Bonus depreciation differs in some important ways from section 179:

  • It is not subject to an annual dollar limit

  • The property should not be used more than 50% of the time for business purposes unless it is "listed property," such as cars, rooms, and other personal effects 

  • It is not limited to the annual profits of the company.

Often the same asset will be eligible for section 179 expenses and bonus depreciation. If so, decide which method to use, or you can choose to combine depreciation methods. Suppose you decide to claim the expenses in section 179 and the depreciation of the bonus for the same property. In that case, you must first use section 179, then the depreciation of the bonus, and then the regular depreciation (if necessary).

Placed in service rule

You can take full advantage of Section 179 and the bonus depreciation if you have purchased a qualifying property for your business at any time during the fiscal year. Unlike normal depreciation, there is no need to reduce the deduction if you bought a property at the end of the year.

However, Section 179 and bonus (and regular) depreciation are only available for commercial properties brought into production during the fiscal year. The property is "placed in service" when it is ready and available for the role assigned to your business. It is unnecessary to use the business property during the year to take depreciation as long as it is available for such use.
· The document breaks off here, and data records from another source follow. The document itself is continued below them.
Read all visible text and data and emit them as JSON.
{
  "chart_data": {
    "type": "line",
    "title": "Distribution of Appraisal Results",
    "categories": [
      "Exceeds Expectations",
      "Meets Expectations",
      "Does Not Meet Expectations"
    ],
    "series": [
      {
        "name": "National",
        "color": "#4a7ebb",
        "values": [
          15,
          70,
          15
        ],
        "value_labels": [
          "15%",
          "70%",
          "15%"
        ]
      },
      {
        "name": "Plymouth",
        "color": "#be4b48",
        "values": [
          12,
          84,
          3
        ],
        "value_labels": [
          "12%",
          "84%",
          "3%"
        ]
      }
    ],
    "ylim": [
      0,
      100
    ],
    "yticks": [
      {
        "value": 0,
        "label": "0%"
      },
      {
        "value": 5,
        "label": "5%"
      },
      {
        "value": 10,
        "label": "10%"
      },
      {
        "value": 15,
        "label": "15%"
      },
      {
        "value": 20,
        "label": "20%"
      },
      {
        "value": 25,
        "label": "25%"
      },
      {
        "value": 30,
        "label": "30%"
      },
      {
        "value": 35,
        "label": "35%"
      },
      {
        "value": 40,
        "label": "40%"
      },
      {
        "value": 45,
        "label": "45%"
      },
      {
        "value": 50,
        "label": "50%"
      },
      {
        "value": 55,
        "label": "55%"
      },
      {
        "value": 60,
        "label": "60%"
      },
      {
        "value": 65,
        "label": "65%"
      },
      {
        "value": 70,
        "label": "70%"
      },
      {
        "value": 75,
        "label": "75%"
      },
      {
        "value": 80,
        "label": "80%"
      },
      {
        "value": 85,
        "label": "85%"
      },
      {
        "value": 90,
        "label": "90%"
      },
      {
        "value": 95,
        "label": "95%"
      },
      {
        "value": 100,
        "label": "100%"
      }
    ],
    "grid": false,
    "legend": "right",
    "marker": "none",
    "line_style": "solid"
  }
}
Example 1: John, a real estate agent, bought a camera to take pictures of properties for sale. He had the device ready for use in his office on November 1, 2019. However, he did not have any photographic property until 2020. John can take Section 179 or deduct bonus room depreciation for 2019, although this is not the case, as he did not use it that year because it was ready and available at that time.
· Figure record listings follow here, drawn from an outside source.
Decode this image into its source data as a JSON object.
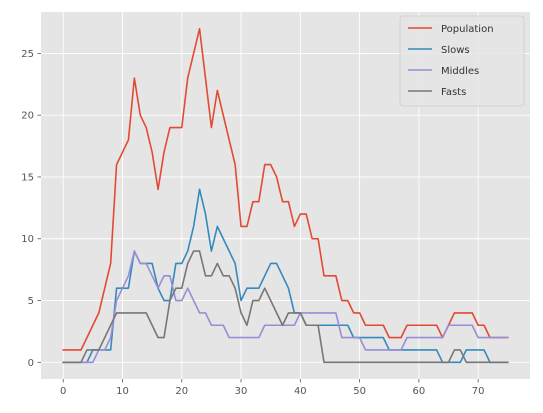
{
  "chart_data": {
    "type": "line",
    "title": "",
    "xlabel": "",
    "ylabel": "",
    "xlim": [
      -3.75,
      78.75
    ],
    "ylim": [
      -1.35,
      28.35
    ],
    "xticks": [
      0,
      10,
      20,
      30,
      40,
      50,
      60,
      70
    ],
    "yticks": [
      0,
      5,
      10,
      15,
      20,
      25
    ],
    "grid": true,
    "legend_position": "top-right",
    "x": [
      0,
      1,
      2,
      3,
      4,
      5,
      6,
      7,
      8,
      9,
      10,
      11,
      12,
      13,
      14,
      15,
      16,
      17,
      18,
      19,
      20,
      21,
      22,
      23,
      24,
      25,
      26,
      27,
      28,
      29,
      30,
      31,
      32,
      33,
      34,
      35,
      36,
      37,
      38,
      39,
      40,
      41,
      42,
      43,
      44,
      45,
      46,
      47,
      48,
      49,
      50,
      51,
      52,
      53,
      54,
      55,
      56,
      57,
      58,
      59,
      60,
      61,
      62,
      63,
      64,
      65,
      66,
      67,
      68,
      69,
      70,
      71,
      72,
      73,
      74,
      75
    ],
    "series": [
      {
        "name": "Population",
        "color": "#E24A33",
        "values": [
          1,
          1,
          1,
          1,
          2,
          3,
          4,
          6,
          8,
          16,
          17,
          18,
          23,
          20,
          19,
          17,
          14,
          17,
          19,
          19,
          19,
          23,
          25,
          27,
          23,
          19,
          22,
          20,
          18,
          16,
          11,
          11,
          13,
          13,
          16,
          16,
          15,
          13,
          13,
          11,
          12,
          12,
          10,
          10,
          7,
          7,
          7,
          5,
          5,
          4,
          4,
          3,
          3,
          3,
          3,
          2,
          2,
          2,
          3,
          3,
          3,
          3,
          3,
          3,
          2,
          3,
          4,
          4,
          4,
          4,
          3,
          3,
          2,
          2,
          2,
          2
        ]
      },
      {
        "name": "Slows",
        "color": "#348ABD",
        "values": [
          0,
          0,
          0,
          0,
          0,
          1,
          1,
          1,
          1,
          6,
          6,
          6,
          9,
          8,
          8,
          8,
          6,
          5,
          5,
          8,
          8,
          9,
          11,
          14,
          12,
          9,
          11,
          10,
          9,
          8,
          5,
          6,
          6,
          6,
          7,
          8,
          8,
          7,
          6,
          4,
          4,
          3,
          3,
          3,
          3,
          3,
          3,
          3,
          3,
          2,
          2,
          2,
          2,
          2,
          2,
          1,
          1,
          1,
          1,
          1,
          1,
          1,
          1,
          1,
          0,
          0,
          0,
          0,
          1,
          1,
          1,
          1,
          0,
          0,
          0,
          0
        ]
      },
      {
        "name": "Middles",
        "color": "#988ED5",
        "values": [
          0,
          0,
          0,
          0,
          0,
          0,
          1,
          1,
          2,
          5,
          6,
          7,
          9,
          8,
          8,
          7,
          6,
          7,
          7,
          5,
          5,
          6,
          5,
          4,
          4,
          3,
          3,
          3,
          2,
          2,
          2,
          2,
          2,
          2,
          3,
          3,
          3,
          3,
          3,
          3,
          4,
          4,
          4,
          4,
          4,
          4,
          4,
          2,
          2,
          2,
          2,
          1,
          1,
          1,
          1,
          1,
          1,
          1,
          2,
          2,
          2,
          2,
          2,
          2,
          2,
          3,
          3,
          3,
          3,
          3,
          2,
          2,
          2,
          2,
          2,
          2
        ]
      },
      {
        "name": "Fasts",
        "color": "#777777",
        "values": [
          0,
          0,
          0,
          0,
          1,
          1,
          1,
          2,
          3,
          4,
          4,
          4,
          4,
          4,
          4,
          3,
          2,
          2,
          5,
          6,
          6,
          8,
          9,
          9,
          7,
          7,
          8,
          7,
          7,
          6,
          4,
          3,
          5,
          5,
          6,
          5,
          4,
          3,
          4,
          4,
          4,
          3,
          3,
          3,
          0,
          0,
          0,
          0,
          0,
          0,
          0,
          0,
          0,
          0,
          0,
          0,
          0,
          0,
          0,
          0,
          0,
          0,
          0,
          0,
          0,
          0,
          1,
          1,
          0,
          0,
          0,
          0,
          0,
          0,
          0,
          0
        ]
      }
    ]
  }
}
On the other hand, if you bought a property but didn't put it into use that year, you can take no section 179 or bonus or regular capital cost allowance for it.

Example 2: John also bought a new computer for his business. He purchased and paid for the computer online on December 28, 2019. However, the computer was not shipped until January 2, 2020 so John cannot deduct any part of the cost of the computer on his 2019 return and had to wait until 2020 to make this deduction.